Bear in mind as you peruse the paragraphs below, that I have spent many hours toiling at the boot bench, hours filled with customers baring their skiing souls while I applied my ministrations to their feet. After a few hundred skier interviews, a pattern emerges.
You lie.
Well, that’s a little harsh. How about “misrepresent?” Should this notion offend you, please imagine I’m referring to someone else.
It’s not that you lie about everything. Each ski buyer attempts to be truthful on most subjects. The tendency is to only lie about the important stuff.
Let’s begin with the self-assessment of ability. The request to define oneself is often the first question asked and therefore the first golden opportunity to steer the sale sideways.
To say that customers reflexively overstate their ability would be a gross exaggeration; only men below 50 do. This isn’t so much a character flaw as an ingrained human trait.
All skiers have a movie running in their head of how they look.
In their internal imagery, they have the grace of Astaire and the power of Bode Miller.

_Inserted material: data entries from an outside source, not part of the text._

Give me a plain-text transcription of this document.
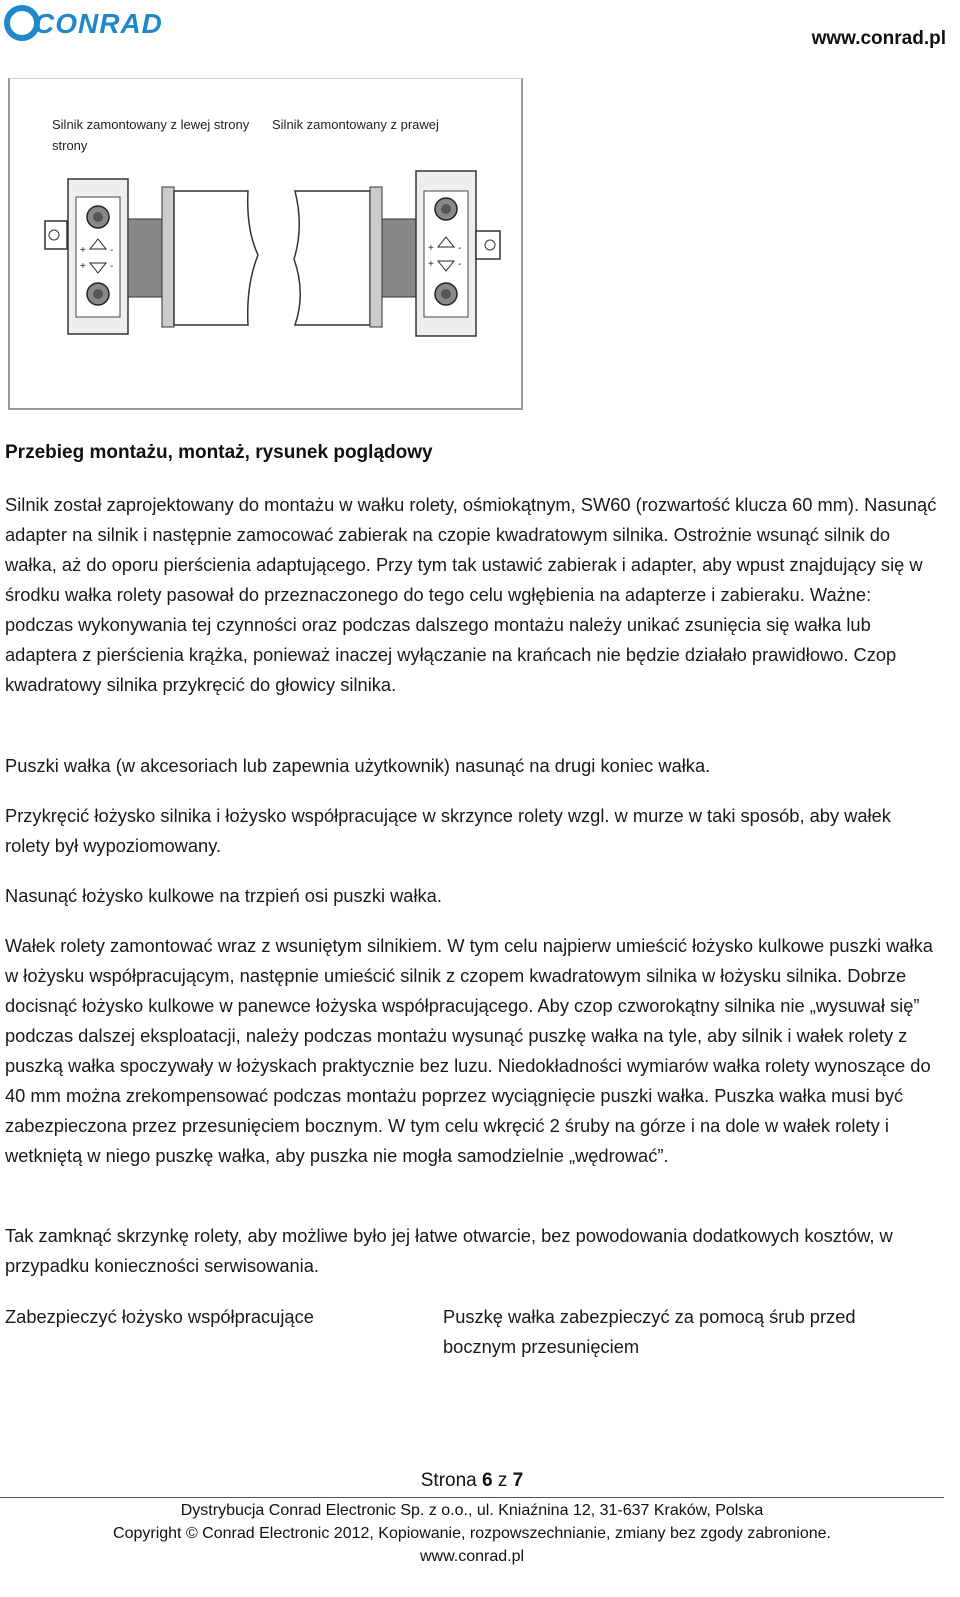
CONRAD	www.conrad.pl
Silnik zamontowany z lewej strony strony
Silnik zamontowany z prawej
+ -
+ -
+ -
+ -
Przebieg montażu, montaż, rysunek poglądowy

Silnik został zaprojektowany do montażu w wałku rolety, ośmiokątnym, SW60 (rozwartość klucza 60 mm). Nasunąć adapter na silnik i następnie zamocować zabierak na czopie kwadratowym silnika. Ostrożnie wsunąć silnik do wałka, aż do oporu pierścienia adaptującego. Przy tym tak ustawić zabierak i adapter, aby wpust znajdujący się w środku wałka rolety pasował do przeznaczonego do tego celu wgłębienia na adapterze i zabieraku. Ważne: podczas wykonywania tej czynności oraz podczas dalszego montażu należy unikać zsunięcia się wałka lub adaptera z pierścienia krążka, ponieważ inaczej wyłączanie na krańcach nie będzie działało prawidłowo. Czop kwadratowy silnika przykręcić do głowicy silnika.

Puszki wałka (w akcesoriach lub zapewnia użytkownik) nasunąć na drugi koniec wałka.

Przykręcić łożysko silnika i łożysko współpracujące w skrzynce rolety wzgl. w murze w taki sposób, aby wałek rolety był wypoziomowany.

Nasunąć łożysko kulkowe na trzpień osi puszki wałka.

Wałek rolety zamontować wraz z wsuniętym silnikiem. W tym celu najpierw umieścić łożysko kulkowe puszki wałka w łożysku współpracującym, następnie umieścić silnik z czopem kwadratowym silnika w łożysku silnika. Dobrze docisnąć łożysko kulkowe w panewce łożyska współpracującego. Aby czop czworokątny silnika nie „wysuwał się” podczas dalszej eksploatacji, należy podczas montażu wysunąć puszkę wałka na tyle, aby silnik i wałek rolety z puszką wałka spoczywały w łożyskach praktycznie bez luzu. Niedokładności wymiarów wałka rolety wynoszące do 40 mm można zrekompensować podczas montażu poprzez wyciągnięcie puszki wałka. Puszka wałka musi być zabezpieczona przez przesunięciem bocznym. W tym celu wkręcić 2 śruby na górze i na dole w wałek rolety i wetkniętą w niego puszkę wałka, aby puszka nie mogła samodzielnie „wędrować”.

Tak zamknąć skrzynkę rolety, aby możliwe było jej łatwe otwarcie, bez powodowania dodatkowych kosztów, w przypadku konieczności serwisowania.

Zabezpieczyć łożysko współpracujące	Puszkę wałka zabezpieczyć za pomocą śrub przed bocznym przesunięciem
Strona 6 z 7
Dystrybucja Conrad Electronic Sp. z o.o., ul. Kniaźnina 12, 31-637 Kraków, Polska
Copyright © Conrad Electronic 2012, Kopiowanie, rozpowszechnianie, zmiany bez zgody zabronione.
www.conrad.pl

The skier the world sees has the athleticism of Charlie Brown and the power of a ten-watt bulb.
The follow-up “proof” provided by the skier under interrogation is that he or she “can ski all the black diamonds,” or some similar allusion to the slope rating system. A lot of the confusion over accurate self-appraisal stems from conflation of the supposed degree of difficulty of a particular run and the abilities of the skier who just survived it.
Fortunately, veteran salespeople can recognize lots of clues as to a customer’s most likely skill set, so even wildly inaccurate responses to questions about ability can be smoothed over.
Of course ability isn’t the only subject broached; intended frequency is bound to come up, and guess what?
You aim high.
As Seinfeld says, “Not that there’s anything wrong with that.” It’s wonderful that every season thousands of skiers buy season passes with immaculate intentions of skiing at every available opportunity.
I suppose that if every skier fulfilled their ambitions in this regard, the resorts would be so overrun every trail would be as crowded as a sidewalk in Kolkata.
What transpires instead is the intervention of something called, “life.” Life can take many forms, from bad weather, injury or illness, unexpected opportunity elsewhere, or just never getting around to picking up your pass. Things happen.
OK, so you won’t actually ski as often as you’d imagined you would. Big deal. Buy a ski for the skier you want to be and go for it. Dream large.
But wait. One other potential area of miscalculation lies just ahead. It happens when the salesperson inquires, “What terrain do you intend to ski?” and you, not wanting to restrict your options, say, “All of it.”
What’s wrong with that, I hear you cry? Certainly a lot, if not most, ski buyers must want a ski that can be skied all over the mountain. What’s wrong with stating this fairly obvious ambition?
Because once again there are two opposing forces at work: fantasy and reality. The fantasy is that you’ll encounter all kinds of conditions and need to be ready for anything, including chest-deep powder. The Essence, as my co-author Guru Dave Powers calls it. The Precious.
How can anything as lovely as the dream of bottomless powder ever be pernicious? The problem isn’t the dream, it’s what the dream inspires you to do next: buy too fat a ski.
The only way to float easily in powder is to have a very fat ski, which in today’s market also means rockered to the moon. What a great tool for powder. What a hopeless, dangerous contraption for on-slope skiing.
The reality is your diet will consist of large portions of groomage. You should place a premium on in-bounds, on-slope performance for any ski you intend to use every day.
Why am I getting all huffy on a subject that may seem innocuous? Because skiing a ski too wide for the conditions puts both your knees and the safety of other skiers around you at risk.
Skis are meant to be steered with their edges. A ski that can’t be edged can only steer by drifting, which is sort of like driving on an oil slick. You can control where you’re going, sort of, but your options are limited.
If you’re in the market for a new ski this year, by all means embrace your most cherished fantasies, but be realistic about where you actually ski. Keeping the slopes safe for all of us who share them may depend on it.